Is it OK to split pills in half?

The answer is – sometimes. Generally, a pill that is twice your normal dosage costs about the same as the smaller dose. So, by splitting double-dose pills in half, your savings could be substantial. The pills best suited to splitting – and according to some medical professionals, the only pills – are those scored down the middle, making them easier to divide. But splitting only works well for certain medications, and numerous reports warn that some pills should never be split. Examples include: longacting, extended- or continued-release tablets or capsules, any capsules that contain powders or gels, birth control pills, and chemo therapy drugs. If you are thinking about splitting your pills, talk to my office about which of the medications you take can be split safely… and be sure to purchase an inexpensive pill-splitting device rather than using a knife.
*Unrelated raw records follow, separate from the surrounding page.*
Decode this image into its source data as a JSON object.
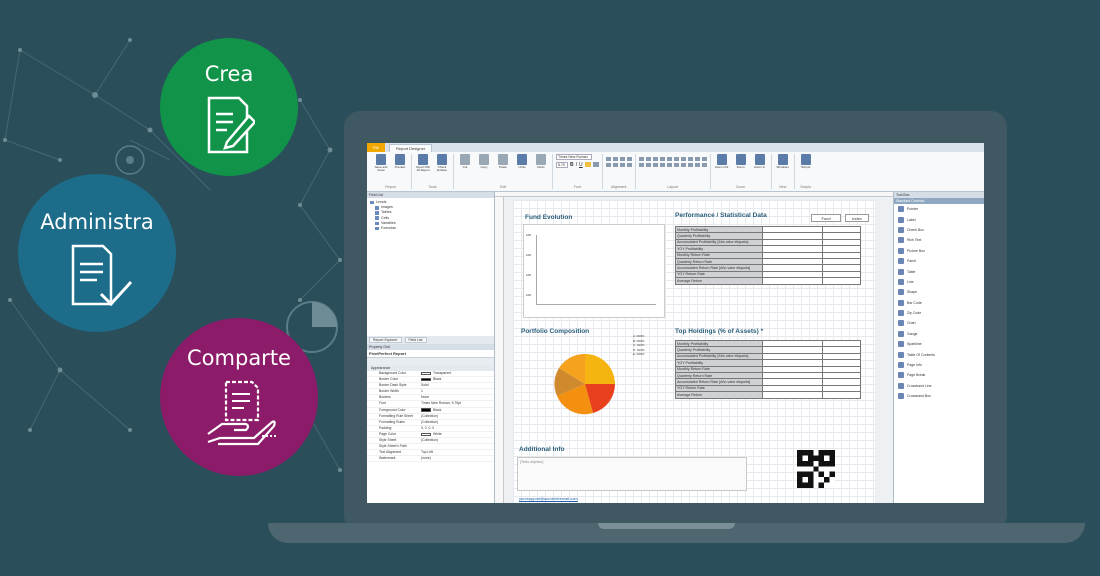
{
  "bubbles": {
    "create": "Crea",
    "manage": "Administra",
    "share": "Comparte"
  },
  "app": {
    "tabs": {
      "file": "File",
      "active": "Report Designer"
    },
    "ribbon": {
      "groups": [
        {
          "name": "Report",
          "buttons": [
            "Save and Close",
            "Preview"
          ]
        },
        {
          "name": "Tools",
          "buttons": [
            "Import INF 16 Report",
            "Check Entities"
          ]
        },
        {
          "name": "Edit",
          "buttons": [
            "Cut",
            "Copy",
            "Paste",
            "Undo",
            "Redo"
          ]
        },
        {
          "name": "Font",
          "font_name": "Times New Roman",
          "font_size": "8.75"
        },
        {
          "name": "Alignment"
        },
        {
          "name": "Layout"
        },
        {
          "name": "Zoom",
          "buttons": [
            "Zoom Out",
            "Zoom",
            "Zoom In"
          ]
        },
        {
          "name": "View",
          "buttons": [
            "Windows"
          ]
        },
        {
          "name": "Scripts",
          "buttons": [
            "Scripts"
          ]
        }
      ]
    },
    "field_list": {
      "title": "Field List",
      "items": [
        "Levels",
        "Images",
        "Tables",
        "Cells",
        "Variables",
        "Formulas"
      ]
    },
    "panel_tabs": [
      "Report Explorer",
      "Field List"
    ],
    "property_grid": {
      "title": "Property Grid",
      "object": "PixelPerfect  Report",
      "category": "Appearance",
      "rows": [
        {
          "k": "Background Color",
          "v": "Transparent",
          "swatch": "#ffffff"
        },
        {
          "k": "Border Color",
          "v": "Black",
          "swatch": "#000000"
        },
        {
          "k": "Border Dash Style",
          "v": "Solid"
        },
        {
          "k": "Border Width",
          "v": "1"
        },
        {
          "k": "Borders",
          "v": "None"
        },
        {
          "k": "Font",
          "v": "Times New Roman, 9.75pt"
        },
        {
          "k": "Foreground Color",
          "v": "Black",
          "swatch": "#000000"
        },
        {
          "k": "Formatting Rule Sheet",
          "v": "(Collection)"
        },
        {
          "k": "Formatting Rules",
          "v": "(Collection)"
        },
        {
          "k": "Padding",
          "v": "0, 0, 0, 0"
        },
        {
          "k": "Page Color",
          "v": "White",
          "swatch": "#ffffff"
        },
        {
          "k": "Style Sheet",
          "v": "(Collection)"
        },
        {
          "k": "Style Sheet's Path",
          "v": ""
        },
        {
          "k": "Text Alignment",
          "v": "Top Left"
        },
        {
          "k": "Watermark",
          "v": "(none)"
        }
      ]
    },
    "report": {
      "fund_evolution": "Fund Evolution",
      "fund_axis": [
        "100",
        "100",
        "100",
        "100"
      ],
      "performance_title": "Performance / Statistical Data",
      "col_fund": "Fund",
      "col_index": "Index",
      "performance_rows": [
        "Monthly Profitability",
        "Quarterly Profitability",
        "Accumulated Profitability [Año valor etiqueta]",
        "YOY Profitability",
        "Monthly Return Rate",
        "Quarterly Return Rate",
        "Accumulated Return Rate [Año valor etiqueta]",
        "YOY Return Rate",
        "Average Return"
      ],
      "portfolio_title": "Portfolio Composition",
      "portfolio_legend": [
        "A: 000%",
        "B: 000%",
        "C: 010%",
        "D: 010%",
        "E: 000%"
      ],
      "holdings_title": "Top Holdings (% of Assets) *",
      "holdings_rows": [
        "Monthly Profitability",
        "Quarterly Profitability",
        "Accumulated Profitability [Año valor etiqueta]",
        "YOY Profitability",
        "Monthly Return Rate",
        "Quarterly Return Rate",
        "Accumulated Return Rate [Año valor etiqueta]",
        "YOY Return Rate",
        "Average Return"
      ],
      "additional_info": "Additional Info",
      "textbox_placeholder": "[Texto objetivo]",
      "email": "yoursupport@acmeinformail.com"
    },
    "toolbox": {
      "title": "Tool Box",
      "section": "Standard Controls",
      "items": [
        "Pointer",
        "Label",
        "Check Box",
        "Rich Text",
        "Picture Box",
        "Panel",
        "Table",
        "Line",
        "Shape",
        "Bar Code",
        "Zip Code",
        "Chart",
        "Gauge",
        "Sparkline",
        "Table Of Contents",
        "Page Info",
        "Page Break",
        "Crossband Line",
        "Crossband Box"
      ]
    }
  }
}
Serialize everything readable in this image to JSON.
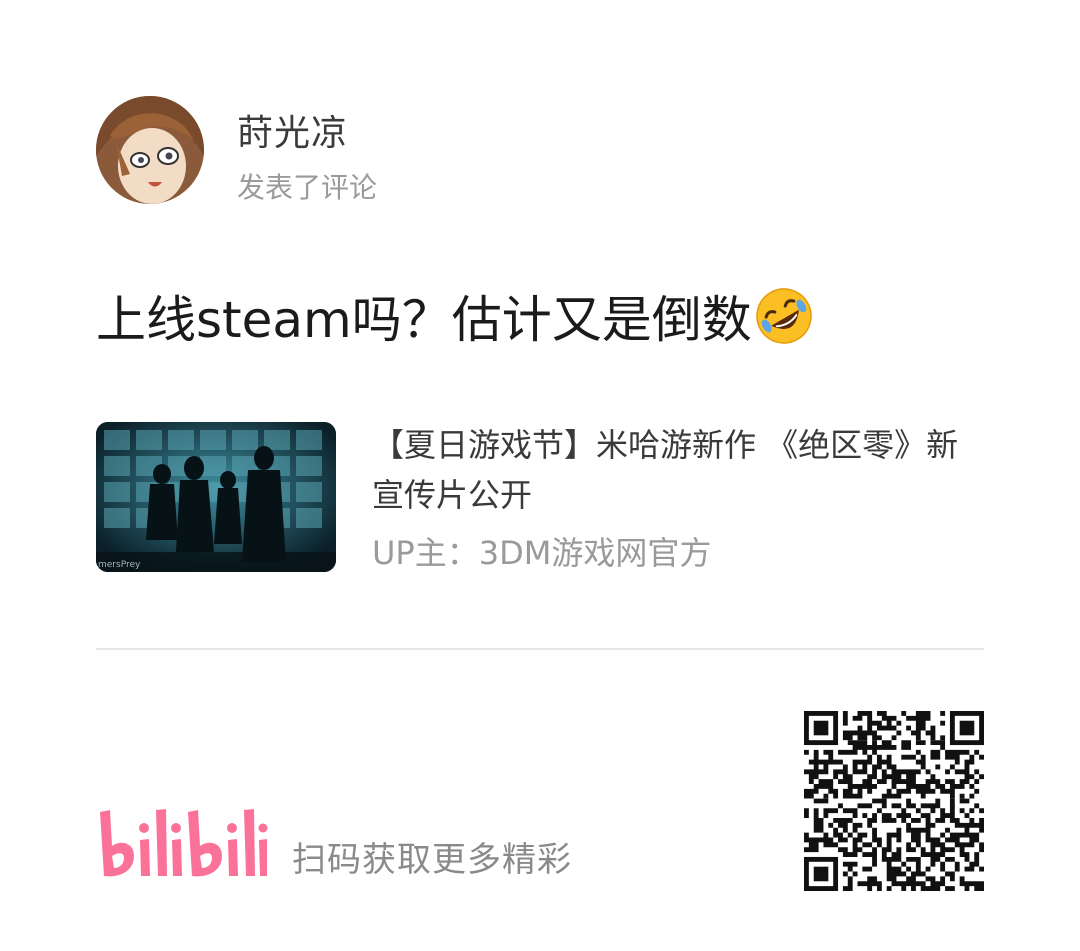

What are the effects of medication on taste?

Some drugs cause food to taste differently, or they can cause a metallic, salty, or bitter taste in your mouth. Clinical studies have implicated over 250 drugs that can alter taste sensations. And, while it is not known exactly how these medications influence taste, it has been established that medications can have an impact on taste through decreased secretion of saliva. This side effect from certain medications can also lead to problems with chewing and swallowing food. In turn, some patients decrease their food intake, which can be dangerous for many people—especially those who are older or who already have health problems. If your symptom is significant, please call our office as sometimes there can be alternative solutions.

Is it safe to take drugs that have expired?

Today the general consensus from pharmaceutical professionals is that most expired drugs are safe to take for a limited period of time after the expiration date. The expiration date on both prescription and non-prescription medication signifies that the drug will remain at full potency up until that date. However, this does not mean that drugs past this expiration date are necessarily unsafe to use or are spoiled. Before taking a pill beyond the expiration date, keep in mind that liquid medications and medications that have been stored in a warm, moist environment degrade more quickly than solid medications that have been stored in a cool dry place. All of the above being stated, use your own good judgment. The wisest choice with an expired drug is to call your pharmacy and ask before you take even one dose. After all, good health is a collaborative effort!